Tourists keep perspective Souce: BBC Sport - 19-08-03 - Neil McKenzie

Throughout this tour we have had a catchphrase: You have to control the controllables.

The toss had a lot to do with the outcome at Trent Bridge but how the pitch plays is out of our hands.

We've just got to adapt and play to the best of our ability on that surface. The same will be true this week at Headingley.

Obviously the guys are upset about losing the third Test but we took a lot of positives out of it as well in terms of the way we played.

From a personal viewpoint it was great to get some runs and get back in the mix because it has been a long road for me with my back injury.

We were the underdogs having lost the toss but losing four wickets right at the beginning of the second innings was really what finished it.

Batting on that fourth evening was just a matter of survival: the ball was moving, it was getting dark, the bowlers were fresh and they had their tails up because of the wickets.

I couldn't do anything about the ball that dismissed me the next morning - it kept low - but I thought if I'd kept in with Mark Boucher and matched his brilliant 50 we could still have been in a winning position.

Of course there are just two free days between the Tests. Back-to-back matches are quite tough but fortunately I had the first two off so it's a little easier.

Gary Kirsten had a hit on Tuesday and it seemed like he was OK, although they're still keeping an eye on him.

We won't know until Wednesday night who gets in but we've got seven quality batsmen for seven spots so the selectors are going to have their hands full.
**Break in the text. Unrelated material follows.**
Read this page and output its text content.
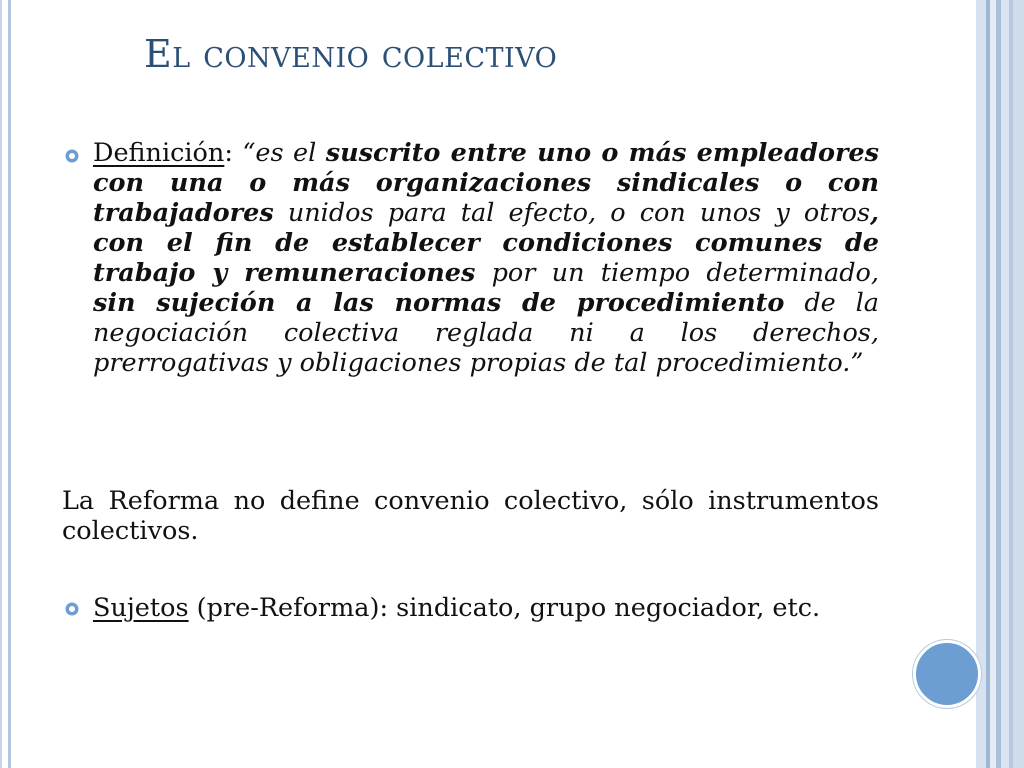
El convenio colectivo
Definición: “es el suscrito entre uno o más empleadores con una o más organizaciones sindicales o con trabajadores unidos para tal efecto, o con unos y otros, con el fin de establecer condiciones comunes de trabajo y remuneraciones por un tiempo determinado, sin sujeción a las normas de procedimiento de la negociación colectiva reglada ni a los derechos, prerrogativas y obligaciones propias de tal procedimiento.”
La Reforma no define convenio colectivo, sólo instrumentos colectivos.
Sujetos (pre-Reforma): sindicato, grupo negociador, etc.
Losing Shaun Pollock is a big blow but the guys back themselves enough to know we can win without any single player.

There are a few guys on the fringes who will get an opportunity and everyone else will have to take a bit more responsibility.

Whatever they say about the Headingley pitch we will not go for an all-seam attack. In any side you need variation.

Paul Adams bowled nicely in the last Test and it's going to be between him and Robin Peterson but I definitely think one will play.

In terms of training we have done nothing differently. We've still got the same sort of attitude, motivation and belief.

We had a winning draw in the first Test and played really well to win at Lord's. The last one could have gone either way.

Had we won the toss there is no doubt in my mind we would be 2-0 up at the moment and all the pressure would have been back on England.

But there is no point in making excuses; we're 1-1 and there are two to play. That last Test has just made the series more exciting.